Takeaway: FinOps is evolving from mere cost tracking to competitive intelligence. Our monthly Cloud Economics Pulse, which tracks cloud spend by provider and service, and proportion of AI/ML as a percentage of total spend, is especially informative here. You can see what AI/ML spend looks like up to December, for instance: 

6. FinOps Maturity Is Still Wildly Uneven — And That’s OK

Despite the advanced crowd, the range of maturity was wide. Some teams were already knee-deep in unit economics, while others were still trying to understand why their tags were broken or how to allocate costs across 100+ AWS accounts.

Even some large-scale organizations were still using only Cost Explorer, or juggling multiple cloud providers with no unified visibility. Several teams said they’re “just getting started” with chargeback, budgeting, or engineering engagement.
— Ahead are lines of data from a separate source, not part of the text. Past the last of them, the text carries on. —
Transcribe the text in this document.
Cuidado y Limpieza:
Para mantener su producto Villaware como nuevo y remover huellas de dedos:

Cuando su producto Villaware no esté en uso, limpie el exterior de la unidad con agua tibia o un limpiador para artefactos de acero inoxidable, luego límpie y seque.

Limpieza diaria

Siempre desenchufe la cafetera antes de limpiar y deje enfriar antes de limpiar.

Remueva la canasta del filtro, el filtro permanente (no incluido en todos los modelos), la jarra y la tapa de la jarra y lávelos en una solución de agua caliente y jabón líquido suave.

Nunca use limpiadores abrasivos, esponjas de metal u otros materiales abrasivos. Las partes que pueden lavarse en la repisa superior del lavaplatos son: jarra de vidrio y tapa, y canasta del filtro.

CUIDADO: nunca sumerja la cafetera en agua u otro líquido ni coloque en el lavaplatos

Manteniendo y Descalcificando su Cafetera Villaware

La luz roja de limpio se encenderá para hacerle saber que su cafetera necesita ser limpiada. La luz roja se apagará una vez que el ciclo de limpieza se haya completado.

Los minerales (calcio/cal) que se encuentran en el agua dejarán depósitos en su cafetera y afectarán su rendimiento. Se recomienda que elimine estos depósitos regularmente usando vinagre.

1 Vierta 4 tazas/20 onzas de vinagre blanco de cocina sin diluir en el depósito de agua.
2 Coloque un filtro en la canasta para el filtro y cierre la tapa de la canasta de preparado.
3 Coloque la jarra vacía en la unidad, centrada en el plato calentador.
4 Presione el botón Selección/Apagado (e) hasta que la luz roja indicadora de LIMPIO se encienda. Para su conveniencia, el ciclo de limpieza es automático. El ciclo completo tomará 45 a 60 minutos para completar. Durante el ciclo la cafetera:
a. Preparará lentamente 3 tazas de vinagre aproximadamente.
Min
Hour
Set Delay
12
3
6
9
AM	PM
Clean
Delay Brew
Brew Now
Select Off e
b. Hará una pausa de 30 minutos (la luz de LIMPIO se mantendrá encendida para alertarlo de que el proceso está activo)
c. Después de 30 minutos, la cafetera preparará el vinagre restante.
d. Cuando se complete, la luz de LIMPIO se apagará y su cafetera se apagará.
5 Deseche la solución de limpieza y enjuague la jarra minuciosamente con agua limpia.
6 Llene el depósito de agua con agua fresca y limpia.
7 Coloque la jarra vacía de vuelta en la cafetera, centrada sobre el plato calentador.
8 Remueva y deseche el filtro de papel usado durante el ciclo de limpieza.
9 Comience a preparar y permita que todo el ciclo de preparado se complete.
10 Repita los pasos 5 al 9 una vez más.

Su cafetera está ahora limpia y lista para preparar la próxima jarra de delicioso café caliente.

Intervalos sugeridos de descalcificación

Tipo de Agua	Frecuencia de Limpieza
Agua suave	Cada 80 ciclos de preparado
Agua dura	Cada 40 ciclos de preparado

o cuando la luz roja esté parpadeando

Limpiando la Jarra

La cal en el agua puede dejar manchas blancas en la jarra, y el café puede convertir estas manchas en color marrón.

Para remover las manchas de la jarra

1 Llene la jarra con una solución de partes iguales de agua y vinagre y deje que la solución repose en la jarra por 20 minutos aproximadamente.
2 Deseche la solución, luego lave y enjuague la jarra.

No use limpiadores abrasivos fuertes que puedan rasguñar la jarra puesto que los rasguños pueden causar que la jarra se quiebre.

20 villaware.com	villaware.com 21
There was also clear interest from newer or mid-stage companies trying to get ahead of cost issues before they scale — especially in high-growth AI and SaaS segments.

Takeaway: The FinOps journey still starts with visibility — but it doesn’t end there.

Final Thought: From Visibility to Value

This year’s FinOps conversations at re:Invent made one thing clear: mature cloud teams aren’t just looking for savings—they’re looking for strategy. They’re done just tracking costs. Now they want to forecast growth, benchmark efficiency, and tie every dollar spent to a business outcome.

If 2024 was about tagging, savings plans, and visibility, then 2025 is shaping up to be about accountability, forecasting, and tying spend to impact.